An engineering graduate and service award recipient offers insights gained from his experiences with the Rutgers chapter of Engineers Without Borders.

Recent grad Corey Norton isn’t new to the concepts of global health. He grew up in a family that values sustainability, science, and contributing to the greater good, and he knew from an early age that he would pursue a career that could help make the world a better place.

But what cemented his appreciation for global health’s core principles was his involvement with Rutgers’ student chapter of Engineers Without Borders (EWB-Rutgers). Norton, a two-time School of Engineering graduate (2018 and 2020) whose bachelor’s and master’s degrees are in electrical and computer engineering, has helped with and led projects related to water distribution systems in resource-limited settings in Tanzania and Guatemala, as well as smart irrigation systems for community gardens in low-income neighborhoods in Camden, New Jersey.

Photo of Corey Norton in a wooded setting

School of Engineering alumnus Corey Norton grew up in a family that values sustainability, science, and contributing to the greater good.

His contributions as a founding member of EWB-Rutgers’ alumni advisory board and his engineering-related volunteer work outside of Rutgers earned him the Excellence in Outreach and Service Award from the university’s School of Graduate Studies, announced earlier this fall.

Recognizing the invaluable role of mentors in his own life, and given the considerable hands-on experience he was able to gain in his time at Rutgers, Norton offers these tried-and-true tips for students who are exploring careers in global health.


1.  The community’s needs come first.

On his first trip to Tanzania in 2016, Norton experienced the importance of learning about your community partners’ needs, capabilities, and culture.

“When we visited our partner site in Karatu, Tanzania, we learned that the local committee they had established to deal with their water distribution was pretty extensive. They already had systems in place—ideas and plans for where they could drill a well to reach an aquifer and how the clean water would be distributed throughout their region, as well as a system for collecting taxes to support it,” Norton says. (The sign image, above, says “Water Board” in Swahili, and “KAVIWASU” refers to Karatu Village Water Supply.)

Though the Rutgers team already had drafted a potential plan for the water distribution system, they realized it needed to be reworked “to be able to fit within what the local committee had established and what they are used to,” Norton says, citing lessons learned from EWB-Rutgers faculty mentors and experienced students about “avoiding the savior complex” in global health work. “This is why we do these assessment trips, so that we can talk to the community and find out what their needs are. Otherwise, things can turn poorly pretty quickly if you go in there with your preconceived notions.”


2.  Global health requires many skillsets and disciplines.

“When I was a project lead for EWB-Rutgers, we made a big push to involve people from diverse backgrounds—not just engineering majors—on our teams,” says Norton, who encourages students to look beyond the name of a club when considering what groups to join.

“Because ‘engineering’ is in the name, we tend to attract only engineers. But we need people with all kinds of skills and interests in order to be successful. Communicating with our in-country contacts, managing our budget, and fundraising are ways that more people can get involved,” he says, noting that non-engineers also contribute to technical efforts. “A group of engineers will tend to think like engineers, and we might miss possible solutions. Diverse input is really useful.”


3.  Teaching, training, and mentoring others is just as important as doing the work itself.

Norton’s role in the irrigation project for Camden’s community gardens involved developing technology to keep crops watered based on certain environmental factors, such as soil moisture, humidity, temperature, and sunlight. The automated system, which continues to be refined, incorporates an embedded framework that Norton designed in his senior year at Rutgers. The community gardeners in Camden are trained on how to adjust the system’s settings, for example, when they plant different crops that require different environmental inputs.
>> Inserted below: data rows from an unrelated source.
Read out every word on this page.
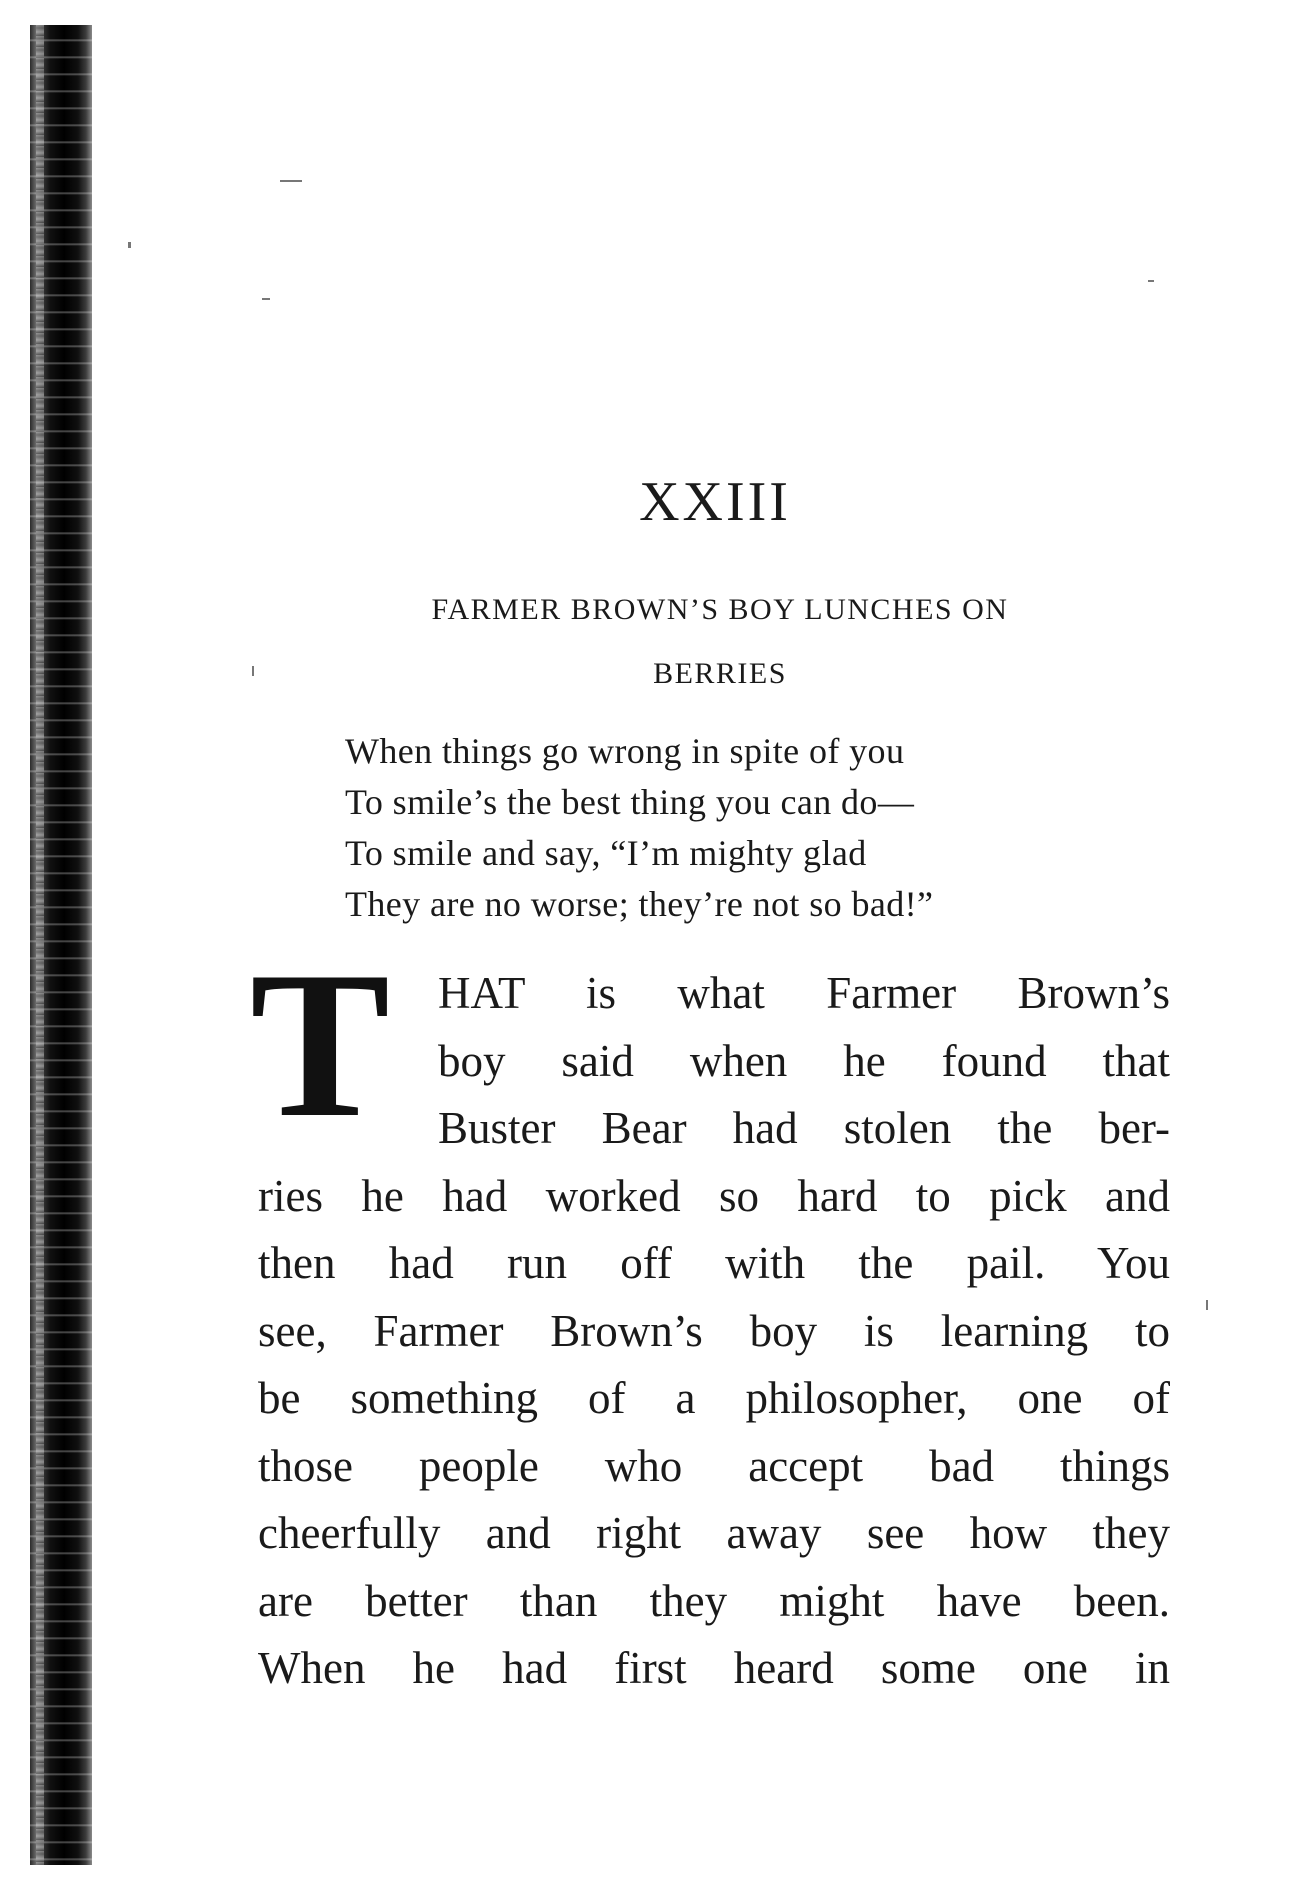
XXIII
FARMER BROWN’S BOY LUNCHES ON
BERRIES
When things go wrong in spite of you
To smile’s the best thing you can do—
To smile and say, “I’m mighty glad
They are no worse; they’re not so bad!”
T	HAT is what Farmer Brown’s
boy said when he found that
Buster Bear had stolen the ber-
ries he had worked so hard to pick and
then had run off with the pail. You
see, Farmer Brown’s boy is learning to
be something of a philosopher, one of
those people who accept bad things
cheerfully and right away see how they
are better than they might have been.
When he had first heard some one in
An “exciting secondary outcome” of the garden project, Norton says, is introducing STEM (science, technology, engineering, and math disciplines) to the city’s young people who volunteer. And his commitment to STEM education extends beyond EWB-Rutgers. He is a program architect for USTEM, a New Jersey-based nonprofit organization that designs and leads interactive STEM programs for children in underserved communities. Norton’s global health perspective influences his leadership style here, as well. In addition to the hands-on learning activities that USTEM provides for children in kindergarten through eighth grade in subjects such as space exploration, astronomy, chemistry, biology, physics, and robotics, the organization is working on a “Teach the Teachers” curriculum.

“Our plan is to begin teaching high school and college students how to run these programs for younger kids,” he says, “so that we can reach more people overall.”


As a graduate student, Norton worked in the laboratory of School of Engineering assistant professor and Rutgers Global Health Institute core faculty member Umer Hassan, developing a medical point-of-care biosensor that detects and monitors the human body’s immune response to an infection. Hassan’s research related to sepsis, a life-threatening and largely preventable condition caused by the body’s response to infection, is another example of the crucial role of engineers in global health.